Fast Five Quiz: Bell Palsy Essentials

Helmi L. Lutsep, MD


February 06, 2019

Persons with diabetes have a higher risk of being affected by Bell palsy than do persons without diabetes. Thus, measuring blood glucose levels at the time of diagnosis of Bell palsy may reveal undiagnosed diabetes. Patients with diabetes are more likely than patients without diabetes to have only partial recovery; recurrence of Bell palsy is also more common among patients with diabetes.

Bell palsy appears to affect the sexes equally. However, young women aged 10 to 19 years are more likely to be affected than are men in the same age group. In general, Bell palsy occurs more commonly in adults. A slightly higher predominance is observed in patients older than 65 years (59 cases per 100,000 people), and a lower incidence rate is observed in children younger than 13 years (13 cases per 100,000 people). The lowest incidence is found in persons younger than 10 years, and the highest incidence is in persons aged 60 years or older. Peak ages are between 20 and 40 years. The disease also occurs in elderly persons aged 70 to 80 years.

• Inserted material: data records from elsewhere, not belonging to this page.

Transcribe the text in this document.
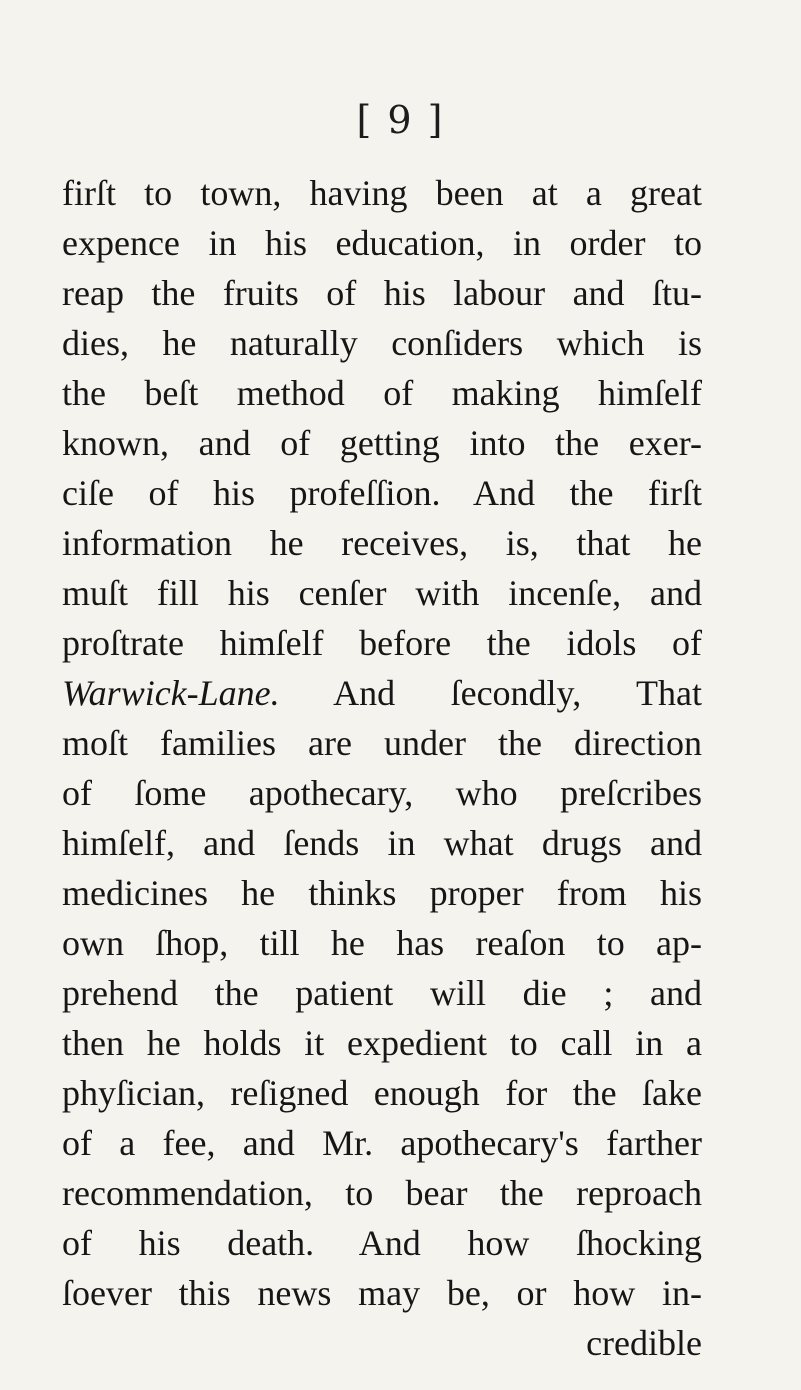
[ 9 ]
firſt to town, having been at a great
expence in his education, in order to
reap the fruits of his labour and ſtu-
dies, he naturally conſiders which is
the beſt method of making himſelf
known, and of getting into the exer-
ciſe of his profeſſion. And the firſt
information he receives, is, that he
muſt fill his cenſer with incenſe, and
proſtrate himſelf before the idols of
Warwick-Lane. And ſecondly, That
moſt families are under the direction
of ſome apothecary, who preſcribes
himſelf, and ſends in what drugs and
medicines he thinks proper from his
own ſhop, till he has reaſon to ap-
prehend the patient will die ; and
then he holds it expedient to call in a
phyſician, reſigned enough for the ſake
of a fee, and Mr. apothecary's farther
recommendation, to bear the reproach
of his death. And how ſhocking
ſoever this news may be, or how in-
credible
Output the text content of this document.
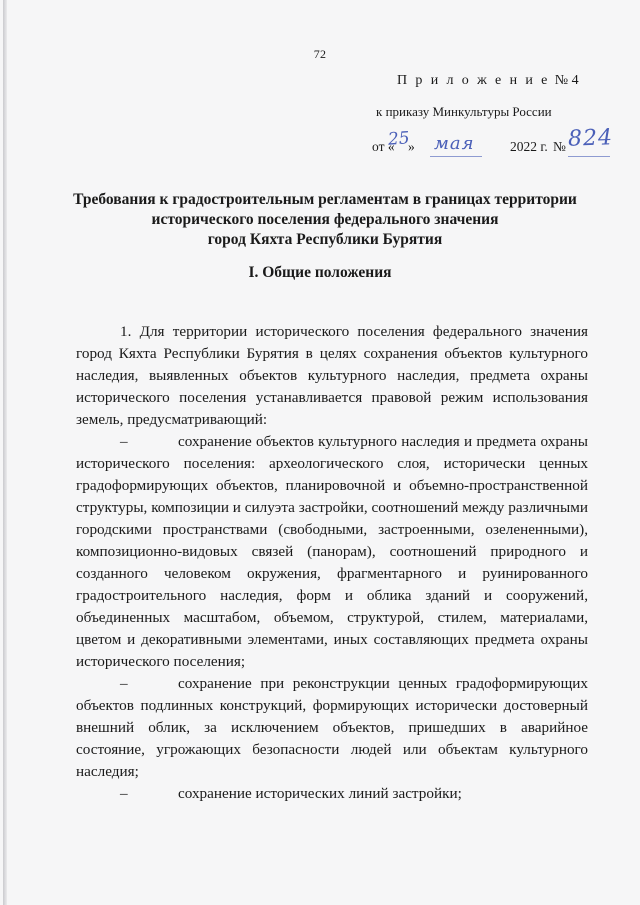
72
П р и л о ж е н и е № 4
к приказу Минкультуры России
от «
25
» мая	2022 г. № 824
Требования к градостроительным регламентам в границах территории
исторического поселения федерального значения
город Кяхта Республики Бурятия
I. Общие положения

1. Для территории исторического поселения федерального значения город Кяхта Республики Бурятия в целях сохранения объектов культурного наследия, выявленных объектов культурного наследия, предмета охраны исторического поселения устанавливается правовой режим использования земель, предусматривающий:

–	сохранение объектов культурного наследия и предмета охраны исторического поселения: археологического слоя, исторически ценных градоформирующих объектов, планировочной и объемно-пространственной структуры, композиции и силуэта застройки, соотношений между различными городскими пространствами (свободными, застроенными, озелененными), композиционно-видовых связей (панорам), соотношений природного и созданного человеком окружения, фрагментарного и руинированного градостроительного наследия, форм и облика зданий и сооружений, объединенных масштабом, объемом, структурой, стилем, материалами, цветом и декоративными элементами, иных составляющих предмета охраны исторического поселения;

–	сохранение при реконструкции ценных градоформирующих объектов подлинных конструкций, формирующих исторически достоверный внешний облик, за исключением объектов, пришедших в аварийное состояние, угрожающих безопасности людей или объектам культурного наследия;

–	сохранение исторических линий застройки;
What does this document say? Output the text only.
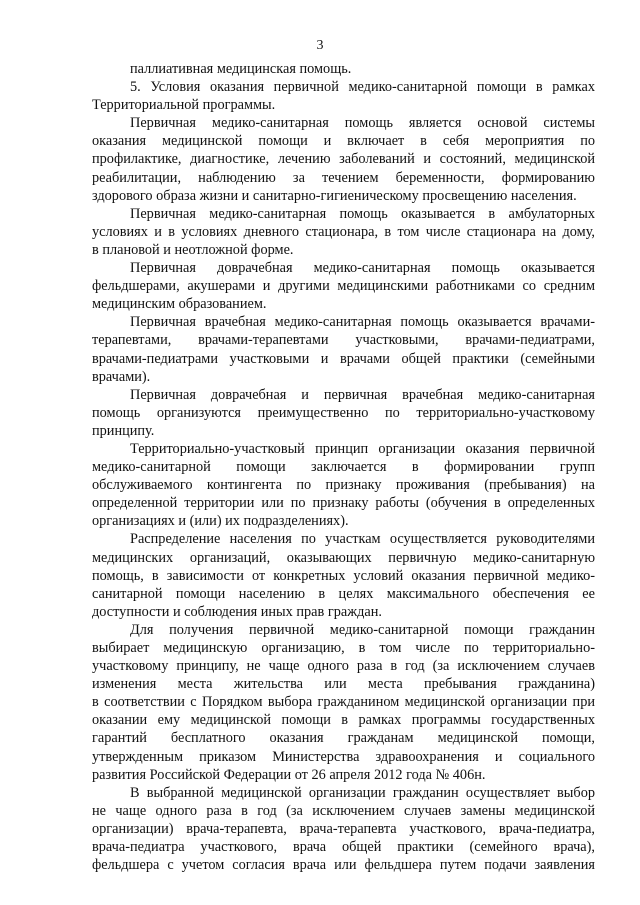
3
паллиативная медицинская помощь.
5. Условия оказания первичной медико-санитарной помощи в рамках
Территориальной программы.
Первичная медико-санитарная помощь является основой системы
оказания медицинской помощи и включает в себя мероприятия по
профилактике, диагностике, лечению заболеваний и состояний, медицинской
реабилитации, наблюдению за течением беременности, формированию
здорового образа жизни и санитарно-гигиеническому просвещению населения.
Первичная медико-санитарная помощь оказывается в амбулаторных
условиях и в условиях дневного стационара, в том числе стационара на дому,
в плановой и неотложной форме.
Первичная доврачебная медико-санитарная помощь оказывается
фельдшерами, акушерами и другими медицинскими работниками со средним
медицинским образованием.
Первичная врачебная медико-санитарная помощь оказывается врачами-
терапевтами, врачами-терапевтами участковыми, врачами-педиатрами,
врачами-педиатрами участковыми и врачами общей практики (семейными
врачами).
Первичная доврачебная и первичная врачебная медико-санитарная
помощь организуются преимущественно по территориально-участковому
принципу.
Территориально-участковый принцип организации оказания первичной
медико-санитарной помощи заключается в формировании групп
обслуживаемого контингента по признаку проживания (пребывания) на
определенной территории или по признаку работы (обучения в определенных
организациях и (или) их подразделениях).
Распределение населения по участкам осуществляется руководителями
медицинских организаций, оказывающих первичную медико-санитарную
помощь, в зависимости от конкретных условий оказания первичной медико-
санитарной помощи населению в целях максимального обеспечения ее
доступности и соблюдения иных прав граждан.
Для получения первичной медико-санитарной помощи гражданин
выбирает медицинскую организацию, в том числе по территориально-
участковому принципу, не чаще одного раза в год (за исключением случаев
изменения места жительства или места пребывания гражданина)
в соответствии с Порядком выбора гражданином медицинской организации при
оказании ему медицинской помощи в рамках программы государственных
гарантий бесплатного оказания гражданам медицинской помощи,
утвержденным приказом Министерства здравоохранения и социального
развития Российской Федерации от 26 апреля 2012 года № 406н.
В выбранной медицинской организации гражданин осуществляет выбор
не чаще одного раза в год (за исключением случаев замены медицинской
организации) врача-терапевта, врача-терапевта участкового, врача-педиатра,
врача-педиатра участкового, врача общей практики (семейного врача),
фельдшера с учетом согласия врача или фельдшера путем подачи заявления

Although bilateral simultaneous Bell palsy can develop, it is rare. It accounts for only 23% of bilateral facial paralysis, and has an occurrence rate that is less than 1% of that for unilateral facial nerve palsy. Most patients with bilateral facial palsy have Guillain-Barré syndrome, sarcoidosis, Lyme disease, meningitis (neoplastic or infectious), or bilateral neurofibromas (in patients with neurofibromatosis type 2).